La démarche expérimentale en psychophysique consiste en général à isoler une grandeur physique afin de déterminer comment elle est reliée à une sensation. Par exemple, pour étudier comment la fréquence d'un son est perçue, l'approche psychophysique va consister à manipuler la hauteur du son (la grandeur physique) et à recueillir les jugements du sujet participant à l'expérience.

La psychophysique repose essentiellement sur le concept de seuil, en l'occurrence deux sortes de seuils :

  • Le seuil de détection est la valeur minimale du stimulus à partir de laquelle un individu est capable de dire qu'une stimulation est présente.
  • Le seuil différentiel est la différence de valeur du stimulus à partir duquel il parvient à distinguer deux stimulations.

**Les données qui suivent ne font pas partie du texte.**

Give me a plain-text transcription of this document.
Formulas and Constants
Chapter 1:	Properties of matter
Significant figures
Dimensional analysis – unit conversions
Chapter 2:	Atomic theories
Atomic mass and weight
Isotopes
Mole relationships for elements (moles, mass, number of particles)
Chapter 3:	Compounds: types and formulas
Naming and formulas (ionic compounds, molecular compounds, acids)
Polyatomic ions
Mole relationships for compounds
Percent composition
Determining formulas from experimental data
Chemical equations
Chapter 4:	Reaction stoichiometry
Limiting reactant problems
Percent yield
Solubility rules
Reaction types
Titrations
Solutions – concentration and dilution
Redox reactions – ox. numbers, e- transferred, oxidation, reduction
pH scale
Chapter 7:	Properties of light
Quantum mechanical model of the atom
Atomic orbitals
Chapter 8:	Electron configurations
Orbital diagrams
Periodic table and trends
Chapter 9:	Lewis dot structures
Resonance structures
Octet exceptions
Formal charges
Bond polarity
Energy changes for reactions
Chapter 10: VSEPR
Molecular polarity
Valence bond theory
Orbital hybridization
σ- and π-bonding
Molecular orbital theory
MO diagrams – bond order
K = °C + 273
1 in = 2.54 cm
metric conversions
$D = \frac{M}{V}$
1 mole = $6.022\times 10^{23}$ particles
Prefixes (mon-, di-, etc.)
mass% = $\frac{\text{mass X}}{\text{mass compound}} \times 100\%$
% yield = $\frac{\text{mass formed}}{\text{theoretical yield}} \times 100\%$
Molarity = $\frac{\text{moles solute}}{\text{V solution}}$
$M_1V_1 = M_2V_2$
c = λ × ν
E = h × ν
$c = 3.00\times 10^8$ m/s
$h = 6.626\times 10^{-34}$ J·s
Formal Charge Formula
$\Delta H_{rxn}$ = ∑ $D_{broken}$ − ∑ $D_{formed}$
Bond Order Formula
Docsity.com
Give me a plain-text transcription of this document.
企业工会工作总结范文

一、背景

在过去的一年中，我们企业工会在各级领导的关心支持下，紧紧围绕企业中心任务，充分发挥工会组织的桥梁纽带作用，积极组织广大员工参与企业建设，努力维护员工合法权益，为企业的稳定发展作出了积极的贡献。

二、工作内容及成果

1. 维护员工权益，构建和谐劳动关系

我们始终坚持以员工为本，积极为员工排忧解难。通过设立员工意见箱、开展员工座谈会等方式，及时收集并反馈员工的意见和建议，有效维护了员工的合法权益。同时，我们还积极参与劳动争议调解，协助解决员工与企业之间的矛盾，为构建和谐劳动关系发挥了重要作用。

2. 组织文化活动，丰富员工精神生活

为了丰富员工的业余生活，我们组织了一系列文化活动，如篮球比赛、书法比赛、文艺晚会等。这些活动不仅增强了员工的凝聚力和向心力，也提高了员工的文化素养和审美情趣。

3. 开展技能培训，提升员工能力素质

Le seuil de détection et le seuil différentiel permettent d'échafauder une métrique: cette métrique est indispensable aux psychologues pour comparer l'influence des conditions expérimentales sur les sensations.

Les méthodes utilisées pour déterminer ce seuil de détection sont multiples. Les progrès de la méthodologie expérimentale en psychophysique ont, dans une large mesure, consisté à éliminer les biais dans le mode de présentation des stimulations qui pourraient fausser l'évaluation du seuil de détection. Les principales méthodes sont :

  • la méthode des ajustements : le sujet de l'expérience fait varier lui-même la stimulation afin de la placer au niveau qu'il juge être la limite de son seuil de détection
  • la méthode des limites : l'expérimentateur présente au sujet de l'expérience une série de stimuli d'intensité croissante ou décroissante et relève le niveau à partir duquel le sujet de l'expérience parvient ou ne parvient plus à détecter le stimulus.
  • la méthode des stimuli constants : à la différence de la méthode des limites, le niveau de la stimulation varie de façon non prédictible par le sujet de l'expérience. Ce dernier doit dire à chaque fois si oui ou non un stimulus était présent.

Ces mêmes mesures appliquées à la détermination expérimentale du seuil différentiel ont conduit Weber puis Fechner à proposer la loi de Weber-Fechner, selon laquelle le seuil différentiel pour un même type de stimulation le seuil différentiel est proportionnel à la grandeur physique. Autrement dit, le seuil est une fraction, par exemple un dixième, de la grandeur physique. Dans le domaine de l'audition, par exemple, le seuil de discrimination du volume sonore de sons autour de 1 000 Hz correspond à une augmentation ou une diminution d'environ un huitième de la pression acoustique.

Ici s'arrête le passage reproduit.